Anyone who has ever worked with electrically energized equipment knows there's a fine line between a non-event and a fatal encounter. A single momentary lapse in judgment by you — or a co-worker — can quickly result in a life of pain and suffering. If you're lucky, you might end up adding your name to the “near-miss list” and walk away from a bad situation with no physical scars. However, I think it's what you do after this type of experience that's most important.

Near misses occur on a daily basis. Odds are you've experienced more than one or two of these yourself. Even if you're the most careful worker around, you're most likely going to encounter a dangerous situation at least once during your career. The key is to be wise enough to use the event as a learning tool, teaching others in our industry valuable lessons from your experience. That's why I believe every safety program should be outfitted with a near-miss process. Employees should be encouraged to identify and report near misses immediately, not sweep them under the rug. Once reported, your process should be set up to identify the root cause of the near miss and develop an action plan to help deter it from happening in the future. Finally, you should distribute this information to every employee in your organization.

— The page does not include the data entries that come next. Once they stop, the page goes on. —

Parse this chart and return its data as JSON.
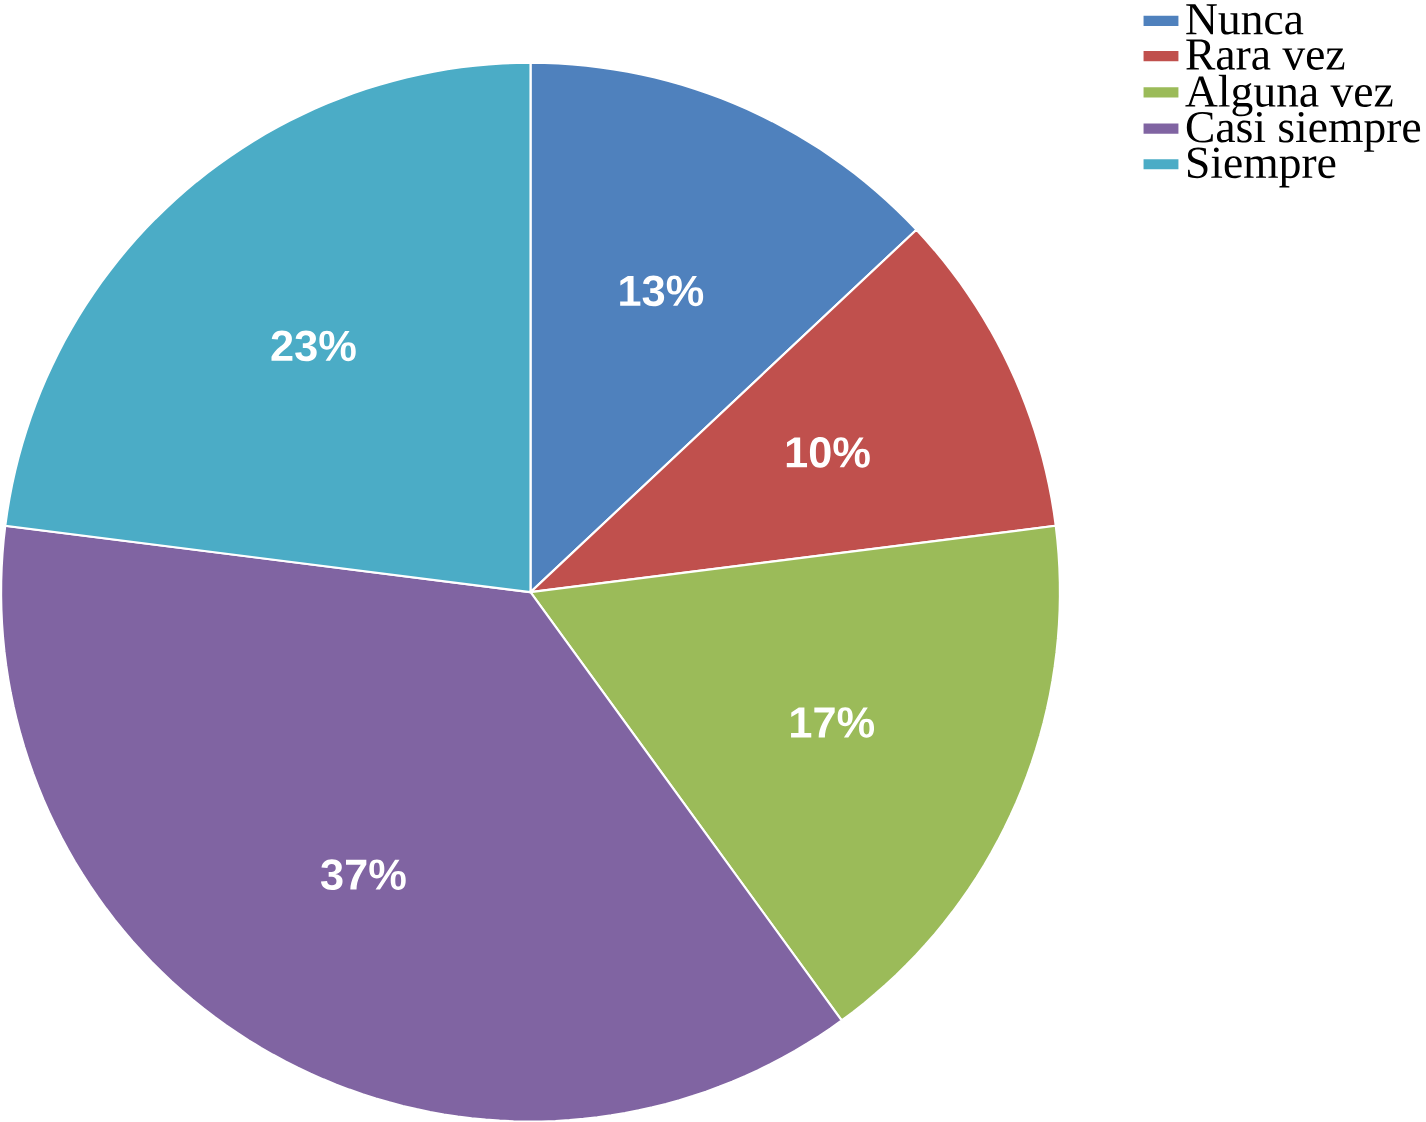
{
  "chart_data": {
    "type": "pie",
    "categories": [
      "Nunca",
      "Rara vez",
      "Alguna vez",
      "Casi siempre",
      "Siempre"
    ],
    "values": [
      13,
      10,
      17,
      37,
      23
    ],
    "colors": [
      "#4f81bd",
      "#c0504d",
      "#9bbb59",
      "#8064a2",
      "#4bacc6"
    ],
    "value_labels": [
      "13%",
      "10%",
      "17%",
      "37%",
      "23%"
    ],
    "legend": "top right"
  }
}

This approach will help build awareness and keep safety in the forefront of employees' minds.

Why do I feel so strongly about establishing such a program? Because anything we can do to drive down the thousands of work-related fatalities and life-altering injuries that still occur each year is a move in the right direction. Our theme for this month's issue, health and safety, supports the sharing of such important information. Anything we can do to help shed more light on this topic should help keep safety fresh in the minds of each and every one of us.

If the ultimate goal is to create a zero-injury workplace, then the latest research on electrical injury and fatality trends in the construction industry, conducted by the Electrical Safety Foundation International (ESFI), Rosslyn, Va., reveals there is still room for improvement. A summary of the group's analysis can be found in the “Workplace Accident Update” on pages 26-30 of this issue. And this month's cover story, “After Shock,” on pages 18-24, focuses on the initial treatment and aftermath of electrical shock and burn injuries, hammering home the personal tragedies associated with the life-altering effects of electrical trauma.

There's no question electrical work is a dangerous job — especially when working on energized equipment. Unlike other professions, however, electrical workers can't afford to become complacent with their work practices, even for a moment. If you do, your life can easily be altered or end in a split second. That's why your No. 1 goal should be to avoid becoming an industry statistic. Don't you agree Join me in making safety the top priority in our industry, reminding not only yourself but also your co-workers of its importance every day. We all know it's the right thing to do, but actions always speak louder than words.